One currently-known apparatus for regulating the pressure in the cuff is disclosed in U.S. Pat. No. 3,794,043 (the '043 patent). The '043 patent discloses an apparatus used for the artificial respiration of patients. After the breathing tube has been inserted into the trachea of the patient, a syringe is connected to a valve for inflating the cuff to a pressure between 16 and 25 millimeters of Mercury. Simultaneously with the inflation of the cuff, a pressurized air reservoir connected to the valve is also filled. After removal of the syringe, the valve maintains a constant pressure in the cuff by pressure differentiation between the cuff and the air reservoir. This arrangement is such that the air from the pressurized air reservoir can flow back to the cuff comparatively easily while the air in the opposite direction, i.e. from the cuff to the pressurized air reservoir, should be with a reduced flow rate to prevent leaks from occurring between the cuff and the trachea.
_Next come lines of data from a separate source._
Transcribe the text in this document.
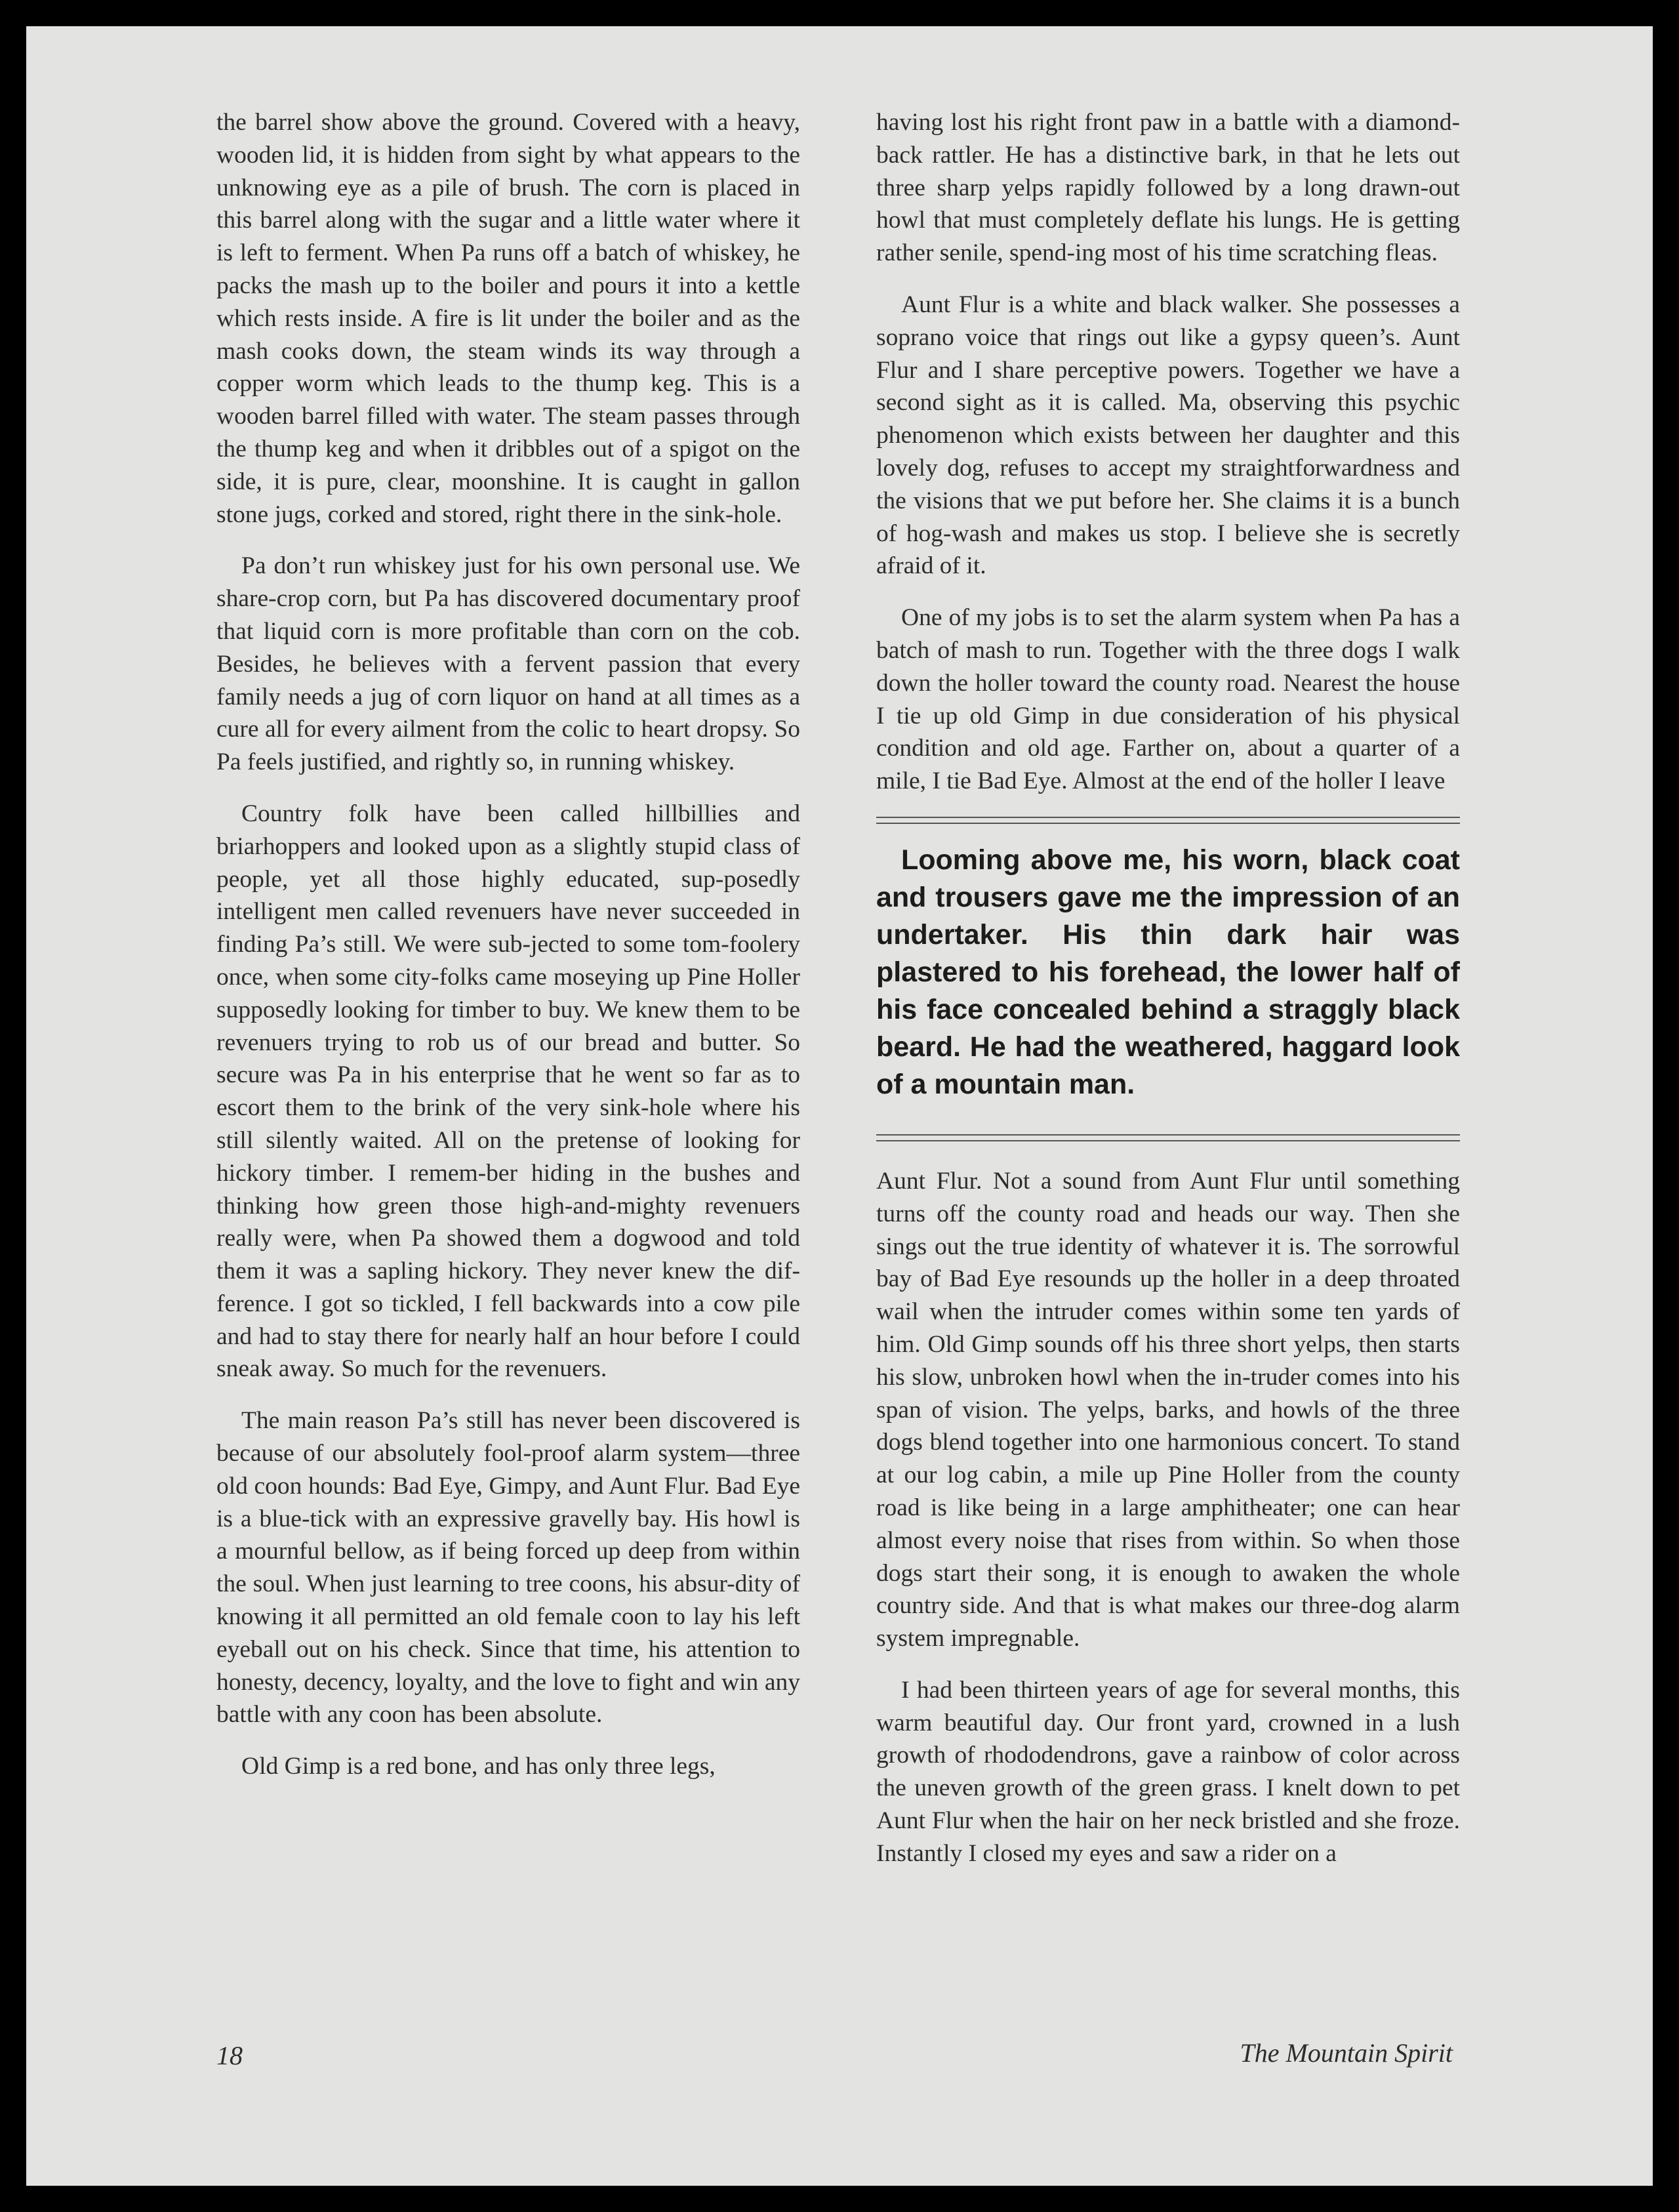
the barrel show above the ground. Covered with a heavy, wooden lid, it is hidden from sight by what appears to the unknowing eye as a pile of brush. The corn is placed in this barrel along with the sugar and a little water where it is left to ferment. When Pa runs off a batch of whiskey, he packs the mash up to the boiler and pours it into a kettle which rests inside. A fire is lit under the boiler and as the mash cooks down, the steam winds its way through a copper worm which leads to the thump keg. This is a wooden barrel filled with water. The steam passes through the thump keg and when it dribbles out of a spigot on the side, it is pure, clear, moonshine. It is caught in gallon stone jugs, corked and stored, right there in the sink-hole.

Pa don’t run whiskey just for his own personal use. We share-crop corn, but Pa has discovered documentary proof that liquid corn is more profitable than corn on the cob. Besides, he believes with a fervent passion that every family needs a jug of corn liquor on hand at all times as a cure all for every ailment from the colic to heart dropsy. So Pa feels justified, and rightly so, in running whiskey.

Country folk have been called hillbillies and briarhoppers and looked upon as a slightly stupid class of people, yet all those highly educated, sup-posedly intelligent men called revenuers have never succeeded in finding Pa’s still. We were sub-jected to some tom-foolery once, when some city-folks came moseying up Pine Holler supposedly looking for timber to buy. We knew them to be revenuers trying to rob us of our bread and butter. So secure was Pa in his enterprise that he went so far as to escort them to the brink of the very sink-hole where his still silently waited. All on the pretense of looking for hickory timber. I remem-ber hiding in the bushes and thinking how green those high-and-mighty revenuers really were, when Pa showed them a dogwood and told them it was a sapling hickory. They never knew the dif-ference. I got so tickled, I fell backwards into a cow pile and had to stay there for nearly half an hour before I could sneak away. So much for the revenuers.

The main reason Pa’s still has never been discovered is because of our absolutely fool-proof alarm system—three old coon hounds: Bad Eye, Gimpy, and Aunt Flur. Bad Eye is a blue-tick with an expressive gravelly bay. His howl is a mournful bellow, as if being forced up deep from within the soul. When just learning to tree coons, his absur-dity of knowing it all permitted an old female coon to lay his left eyeball out on his check. Since that time, his attention to honesty, decency, loyalty, and the love to fight and win any battle with any coon has been absolute.

Old Gimp is a red bone, and has only three legs,

having lost his right front paw in a battle with a diamond-back rattler. He has a distinctive bark, in that he lets out three sharp yelps rapidly followed by a long drawn-out howl that must completely deflate his lungs. He is getting rather senile, spend-ing most of his time scratching fleas.

Aunt Flur is a white and black walker. She possesses a soprano voice that rings out like a gypsy queen’s. Aunt Flur and I share perceptive powers. Together we have a second sight as it is called. Ma, observing this psychic phenomenon which exists between her daughter and this lovely dog, refuses to accept my straightforwardness and the visions that we put before her. She claims it is a bunch of hog-wash and makes us stop. I believe she is secretly afraid of it.

One of my jobs is to set the alarm system when Pa has a batch of mash to run. Together with the three dogs I walk down the holler toward the county road. Nearest the house I tie up old Gimp in due consideration of his physical condition and old age. Farther on, about a quarter of a mile, I tie Bad Eye. Almost at the end of the holler I leave

Looming above me, his worn, black coat and trousers gave me the impression of an undertaker. His thin dark hair was plastered to his forehead, the lower half of his face concealed behind a straggly black beard. He had the weathered, haggard look of a mountain man.

Aunt Flur. Not a sound from Aunt Flur until something turns off the county road and heads our way. Then she sings out the true identity of whatever it is. The sorrowful bay of Bad Eye resounds up the holler in a deep throated wail when the intruder comes within some ten yards of him. Old Gimp sounds off his three short yelps, then starts his slow, unbroken howl when the in-truder comes into his span of vision. The yelps, barks, and howls of the three dogs blend together into one harmonious concert. To stand at our log cabin, a mile up Pine Holler from the county road is like being in a large amphitheater; one can hear almost every noise that rises from within. So when those dogs start their song, it is enough to awaken the whole country side. And that is what makes our three-dog alarm system impregnable.

I had been thirteen years of age for several months, this warm beautiful day. Our front yard, crowned in a lush growth of rhododendrons, gave a rainbow of color across the uneven growth of the green grass. I knelt down to pet Aunt Flur when the hair on her neck bristled and she froze. Instantly I closed my eyes and saw a rider on a

18	The Mountain Spirit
Although this design performs in a satisfactory manner, it is relatively complex and expensive to produce, and it requires relatively sensitive materials. For example, the valve in this design includes two housings positioned within each other, where the inner housing receives a mushroom-shaped body serving as a valve member, with bottom end thereof forming the sealing surface of the check valve that controls entry of air into the valve. A separate push rod, which is made of plastic, is provided for actuating the check valve. During the filling of the cuff, by means of the syringe, the check valve has to be displaced to open the valve. This design includes a relatively high number of parts and is relatively complex, both of which may be disadvantageous.
Additionally, the mushroom-shaped body serving as the valve member is made of a natural rubber. Specifically, the rubber balloon is clamped and fixed at the valve body between the two housings positioned within each other and the head of the mushroom shaped valve body is positioned within the balloon of natural rubber in combination with its margin engaging the top side of the valve and relief openings within the head the part is acting as a control valve. It is undesirable to use natural rubber because it may be subject to premature wear.
It is therefore desirable to provide an apparatus for connecting a respiratory device with a patient having reduced part complexity and reduced manufacturing costs, as well as improved durability and potentially reduced part wear.